Fragment Of “The Castle Builder.”

by John Keats

Fragment Of "The Castle Builder."


To-night I’ll have my friar, let me think

About my room, I’ll have it in the pink;

It should be rich and sombre, and the moon,

Just in its mid-life in the midst of June,

Should look thro’ four large windows and display

Clear, but for gold-fish vases in the way,

Their glassy diamonding on Turkish floor;

The tapers keep aside, an hour and more,

To see what else the moon alone can show;

While the night-breeze doth softly let us know

My terrace is well bower’d with oranges.

Upon the floor the dullest spirit sees

A guitar-ribband and a lady’s glove

Beside a crumple-leaved tale of love;

A tambour-frame, with Venus sleeping there,

All finish’d but some ringlets of her hair;

A viol, bow-strings torn, cross-wise upon

A glorious folio of Anacreon;

A skull upon a mat of roses lying,

Ink’d purple with a song concerning dying;

An hour-glass on the turn, amid the trails

Of passion-flower; just in time there sails

A cloud across the moon, the lights bring in!
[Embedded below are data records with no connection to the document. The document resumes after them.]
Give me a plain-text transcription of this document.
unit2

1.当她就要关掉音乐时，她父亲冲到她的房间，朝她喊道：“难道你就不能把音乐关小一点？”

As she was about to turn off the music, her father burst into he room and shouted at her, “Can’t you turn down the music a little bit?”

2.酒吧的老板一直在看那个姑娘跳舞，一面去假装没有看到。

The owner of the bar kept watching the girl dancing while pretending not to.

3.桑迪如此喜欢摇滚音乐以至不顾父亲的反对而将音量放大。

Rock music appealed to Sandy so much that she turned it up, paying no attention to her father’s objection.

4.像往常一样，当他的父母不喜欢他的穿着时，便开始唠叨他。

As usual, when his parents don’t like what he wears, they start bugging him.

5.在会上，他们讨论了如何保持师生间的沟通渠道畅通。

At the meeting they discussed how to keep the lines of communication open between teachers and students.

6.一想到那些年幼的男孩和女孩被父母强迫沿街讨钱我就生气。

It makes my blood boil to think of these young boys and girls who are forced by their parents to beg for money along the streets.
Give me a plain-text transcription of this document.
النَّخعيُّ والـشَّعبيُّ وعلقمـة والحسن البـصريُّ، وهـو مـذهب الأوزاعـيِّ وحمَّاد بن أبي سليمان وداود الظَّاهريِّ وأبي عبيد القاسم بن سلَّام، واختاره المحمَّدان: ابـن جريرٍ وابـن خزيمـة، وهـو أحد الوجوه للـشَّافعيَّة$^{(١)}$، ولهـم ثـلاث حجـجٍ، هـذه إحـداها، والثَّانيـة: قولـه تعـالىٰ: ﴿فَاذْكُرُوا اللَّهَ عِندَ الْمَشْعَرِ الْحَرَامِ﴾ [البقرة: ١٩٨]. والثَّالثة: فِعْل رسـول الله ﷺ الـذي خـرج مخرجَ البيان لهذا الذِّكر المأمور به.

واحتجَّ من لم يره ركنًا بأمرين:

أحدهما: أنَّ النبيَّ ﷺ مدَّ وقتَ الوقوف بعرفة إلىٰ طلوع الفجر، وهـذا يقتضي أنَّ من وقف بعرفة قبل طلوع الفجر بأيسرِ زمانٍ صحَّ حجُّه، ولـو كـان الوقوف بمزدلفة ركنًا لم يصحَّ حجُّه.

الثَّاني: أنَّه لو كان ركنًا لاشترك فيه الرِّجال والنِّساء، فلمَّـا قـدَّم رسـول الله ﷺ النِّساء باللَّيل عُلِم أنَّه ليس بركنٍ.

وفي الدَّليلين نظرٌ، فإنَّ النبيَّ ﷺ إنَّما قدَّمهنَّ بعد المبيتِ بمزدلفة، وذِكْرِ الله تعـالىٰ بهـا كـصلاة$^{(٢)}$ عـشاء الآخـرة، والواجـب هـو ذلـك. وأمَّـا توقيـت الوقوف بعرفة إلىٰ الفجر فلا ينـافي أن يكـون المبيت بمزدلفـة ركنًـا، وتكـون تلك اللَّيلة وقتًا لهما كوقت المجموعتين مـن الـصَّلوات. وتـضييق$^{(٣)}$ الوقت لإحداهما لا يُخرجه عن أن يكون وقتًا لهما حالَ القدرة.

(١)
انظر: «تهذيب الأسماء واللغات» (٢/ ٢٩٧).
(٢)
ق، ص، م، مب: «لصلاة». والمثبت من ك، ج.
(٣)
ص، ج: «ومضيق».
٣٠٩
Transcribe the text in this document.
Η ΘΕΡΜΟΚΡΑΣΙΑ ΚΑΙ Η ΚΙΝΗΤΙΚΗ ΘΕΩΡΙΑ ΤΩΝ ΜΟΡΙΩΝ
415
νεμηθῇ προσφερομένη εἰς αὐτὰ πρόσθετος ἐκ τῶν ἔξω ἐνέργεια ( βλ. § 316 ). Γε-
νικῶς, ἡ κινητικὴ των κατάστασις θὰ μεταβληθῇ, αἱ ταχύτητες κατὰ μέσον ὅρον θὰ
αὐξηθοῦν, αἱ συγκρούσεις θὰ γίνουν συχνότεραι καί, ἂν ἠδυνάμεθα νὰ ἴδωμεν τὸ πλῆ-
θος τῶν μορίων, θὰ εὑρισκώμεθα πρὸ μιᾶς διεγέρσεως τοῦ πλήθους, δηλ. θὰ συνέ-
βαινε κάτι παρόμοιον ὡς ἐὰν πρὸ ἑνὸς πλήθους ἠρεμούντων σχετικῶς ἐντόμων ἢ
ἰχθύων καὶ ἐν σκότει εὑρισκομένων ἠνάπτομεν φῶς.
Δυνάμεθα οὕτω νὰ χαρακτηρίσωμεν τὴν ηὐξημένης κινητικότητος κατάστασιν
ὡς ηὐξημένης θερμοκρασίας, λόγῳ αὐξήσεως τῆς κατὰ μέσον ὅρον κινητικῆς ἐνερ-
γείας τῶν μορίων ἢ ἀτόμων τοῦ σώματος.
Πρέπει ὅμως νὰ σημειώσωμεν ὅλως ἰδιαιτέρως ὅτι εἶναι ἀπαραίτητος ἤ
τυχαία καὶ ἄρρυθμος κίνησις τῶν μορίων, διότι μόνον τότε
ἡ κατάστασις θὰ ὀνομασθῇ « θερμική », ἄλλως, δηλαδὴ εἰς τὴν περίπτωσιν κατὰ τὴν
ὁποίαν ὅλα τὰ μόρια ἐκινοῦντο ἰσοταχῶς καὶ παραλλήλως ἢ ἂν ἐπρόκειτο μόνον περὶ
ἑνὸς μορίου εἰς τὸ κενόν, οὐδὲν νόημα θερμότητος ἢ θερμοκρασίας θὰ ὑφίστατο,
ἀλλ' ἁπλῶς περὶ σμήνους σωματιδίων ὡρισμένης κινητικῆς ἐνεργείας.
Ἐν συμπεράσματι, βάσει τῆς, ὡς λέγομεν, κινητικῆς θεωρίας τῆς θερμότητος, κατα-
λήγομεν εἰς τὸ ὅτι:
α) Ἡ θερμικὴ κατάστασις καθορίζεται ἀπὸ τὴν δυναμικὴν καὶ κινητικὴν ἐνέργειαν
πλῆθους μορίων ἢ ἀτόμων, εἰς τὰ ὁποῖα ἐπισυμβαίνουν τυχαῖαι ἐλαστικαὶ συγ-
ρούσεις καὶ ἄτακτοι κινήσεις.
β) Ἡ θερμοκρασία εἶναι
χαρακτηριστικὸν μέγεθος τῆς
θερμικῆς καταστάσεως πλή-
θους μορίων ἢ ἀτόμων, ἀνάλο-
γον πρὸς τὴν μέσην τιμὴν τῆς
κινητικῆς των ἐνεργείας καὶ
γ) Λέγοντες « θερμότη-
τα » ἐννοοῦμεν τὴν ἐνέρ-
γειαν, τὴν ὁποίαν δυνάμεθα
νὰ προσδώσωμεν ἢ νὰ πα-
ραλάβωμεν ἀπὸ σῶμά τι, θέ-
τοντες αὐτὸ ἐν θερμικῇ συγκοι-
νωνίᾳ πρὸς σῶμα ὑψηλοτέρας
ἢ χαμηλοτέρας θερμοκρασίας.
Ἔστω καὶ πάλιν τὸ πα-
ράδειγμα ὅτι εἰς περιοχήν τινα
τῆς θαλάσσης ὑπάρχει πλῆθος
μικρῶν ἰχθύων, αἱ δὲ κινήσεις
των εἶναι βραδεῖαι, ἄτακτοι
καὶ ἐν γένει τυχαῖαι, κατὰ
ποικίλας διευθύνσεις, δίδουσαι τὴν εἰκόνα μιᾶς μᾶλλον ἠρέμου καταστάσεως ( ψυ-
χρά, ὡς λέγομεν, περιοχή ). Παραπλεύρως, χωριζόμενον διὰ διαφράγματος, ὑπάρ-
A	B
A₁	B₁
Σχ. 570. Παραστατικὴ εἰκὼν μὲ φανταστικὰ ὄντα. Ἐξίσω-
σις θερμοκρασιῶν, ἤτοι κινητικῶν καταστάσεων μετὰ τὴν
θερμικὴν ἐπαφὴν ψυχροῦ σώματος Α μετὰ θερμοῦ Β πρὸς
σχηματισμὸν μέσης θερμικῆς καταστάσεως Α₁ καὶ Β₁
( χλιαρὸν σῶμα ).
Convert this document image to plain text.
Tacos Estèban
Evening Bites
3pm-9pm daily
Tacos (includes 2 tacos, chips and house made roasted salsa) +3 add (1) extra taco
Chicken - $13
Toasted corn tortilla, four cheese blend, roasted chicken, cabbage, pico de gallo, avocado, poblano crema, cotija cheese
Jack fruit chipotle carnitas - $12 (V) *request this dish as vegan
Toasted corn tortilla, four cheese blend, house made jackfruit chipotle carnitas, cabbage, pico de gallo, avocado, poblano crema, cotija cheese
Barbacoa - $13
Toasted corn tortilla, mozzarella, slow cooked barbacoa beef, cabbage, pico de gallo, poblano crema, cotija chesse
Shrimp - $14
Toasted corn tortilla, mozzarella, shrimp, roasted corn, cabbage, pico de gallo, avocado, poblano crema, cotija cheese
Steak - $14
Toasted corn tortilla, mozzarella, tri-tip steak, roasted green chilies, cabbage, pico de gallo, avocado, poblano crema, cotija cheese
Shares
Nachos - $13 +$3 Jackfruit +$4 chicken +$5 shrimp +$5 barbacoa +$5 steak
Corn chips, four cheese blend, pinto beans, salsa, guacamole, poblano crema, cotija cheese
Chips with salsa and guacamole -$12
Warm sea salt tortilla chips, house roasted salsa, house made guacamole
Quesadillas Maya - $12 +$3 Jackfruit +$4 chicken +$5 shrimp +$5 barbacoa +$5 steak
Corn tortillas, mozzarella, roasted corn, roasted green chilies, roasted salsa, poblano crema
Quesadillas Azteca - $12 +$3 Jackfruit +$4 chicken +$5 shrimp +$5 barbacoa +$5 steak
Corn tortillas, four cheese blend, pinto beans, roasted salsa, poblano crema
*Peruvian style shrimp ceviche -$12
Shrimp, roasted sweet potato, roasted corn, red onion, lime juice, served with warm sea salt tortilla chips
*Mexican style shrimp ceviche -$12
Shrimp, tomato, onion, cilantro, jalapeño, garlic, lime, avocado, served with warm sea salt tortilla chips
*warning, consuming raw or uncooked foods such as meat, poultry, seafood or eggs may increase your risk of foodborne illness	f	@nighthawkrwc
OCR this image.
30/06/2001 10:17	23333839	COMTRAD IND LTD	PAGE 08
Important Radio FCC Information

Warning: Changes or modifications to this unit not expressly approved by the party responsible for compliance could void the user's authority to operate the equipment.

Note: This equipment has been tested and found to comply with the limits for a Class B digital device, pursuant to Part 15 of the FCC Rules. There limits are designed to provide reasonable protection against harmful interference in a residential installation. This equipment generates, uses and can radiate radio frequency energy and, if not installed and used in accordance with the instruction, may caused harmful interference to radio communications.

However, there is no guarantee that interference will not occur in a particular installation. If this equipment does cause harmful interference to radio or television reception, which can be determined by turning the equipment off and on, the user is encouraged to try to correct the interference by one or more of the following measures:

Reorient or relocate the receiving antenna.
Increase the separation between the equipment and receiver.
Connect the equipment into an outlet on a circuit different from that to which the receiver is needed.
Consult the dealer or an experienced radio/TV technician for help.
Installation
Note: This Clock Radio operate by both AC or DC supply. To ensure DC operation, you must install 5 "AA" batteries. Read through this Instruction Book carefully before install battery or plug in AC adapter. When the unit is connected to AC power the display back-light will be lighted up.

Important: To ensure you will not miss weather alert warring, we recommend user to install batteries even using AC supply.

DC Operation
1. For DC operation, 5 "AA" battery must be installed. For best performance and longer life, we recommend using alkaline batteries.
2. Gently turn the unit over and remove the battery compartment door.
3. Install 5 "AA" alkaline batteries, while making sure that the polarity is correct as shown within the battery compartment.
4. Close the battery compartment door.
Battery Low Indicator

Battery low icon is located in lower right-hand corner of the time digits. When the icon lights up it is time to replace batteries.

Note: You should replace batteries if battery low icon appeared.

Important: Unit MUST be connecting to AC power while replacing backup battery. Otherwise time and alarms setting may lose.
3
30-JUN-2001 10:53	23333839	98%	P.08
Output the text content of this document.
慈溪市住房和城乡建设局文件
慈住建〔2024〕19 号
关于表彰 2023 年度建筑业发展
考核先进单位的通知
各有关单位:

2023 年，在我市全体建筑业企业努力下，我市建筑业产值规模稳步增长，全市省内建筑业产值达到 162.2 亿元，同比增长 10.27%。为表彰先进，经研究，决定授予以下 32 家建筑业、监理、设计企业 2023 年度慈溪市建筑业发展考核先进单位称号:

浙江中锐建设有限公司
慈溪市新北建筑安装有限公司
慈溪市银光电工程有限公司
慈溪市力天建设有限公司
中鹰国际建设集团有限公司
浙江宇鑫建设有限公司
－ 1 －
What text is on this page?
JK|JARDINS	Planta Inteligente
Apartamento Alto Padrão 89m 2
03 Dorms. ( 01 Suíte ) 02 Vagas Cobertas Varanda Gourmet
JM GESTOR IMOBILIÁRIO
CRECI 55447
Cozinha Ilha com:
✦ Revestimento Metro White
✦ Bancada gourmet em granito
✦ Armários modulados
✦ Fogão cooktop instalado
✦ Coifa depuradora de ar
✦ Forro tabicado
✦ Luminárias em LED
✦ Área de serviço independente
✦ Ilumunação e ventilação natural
And see what more my phantasy can win.

It is a gorgeous room, but somewhat sad;

The draperies are so, as tho’ they had

Been made for Cleopatra’s winding-sheet;

And opposite the stedfast eye doth meet

A spacious looking-glass, upon whose face,

In letters raven-sombre, you may trace

Old “Mene, Mene, Tekel Upharsin.”

Greek busts and statuary have ever been

Held, by the finest spirits, fitter far

Than vase grotesque and Siamesian jar;

Therefore ’tis sure a want of Attic taste

That I should rather love a Gothic waste

Of eyesight on cinque-coloured potter’s clay,

Than on the marble fairness of old Greece.

My table-coverlits of Jason’s fleece

And black Numidian sheep-wool should be wrought,

Gold, black, and heavy, from the Lama brought.

My ebon sofas should delicious be

With down from Leda’s cygnet progeny.

My pictures all Salvator’s, save a few

Of Titian’s portraiture, and one, though new,

Of Haydon’s in its fresh magnificence.

My wine, O good! ’tis here at my desire,

And I must sit to supper with my friar.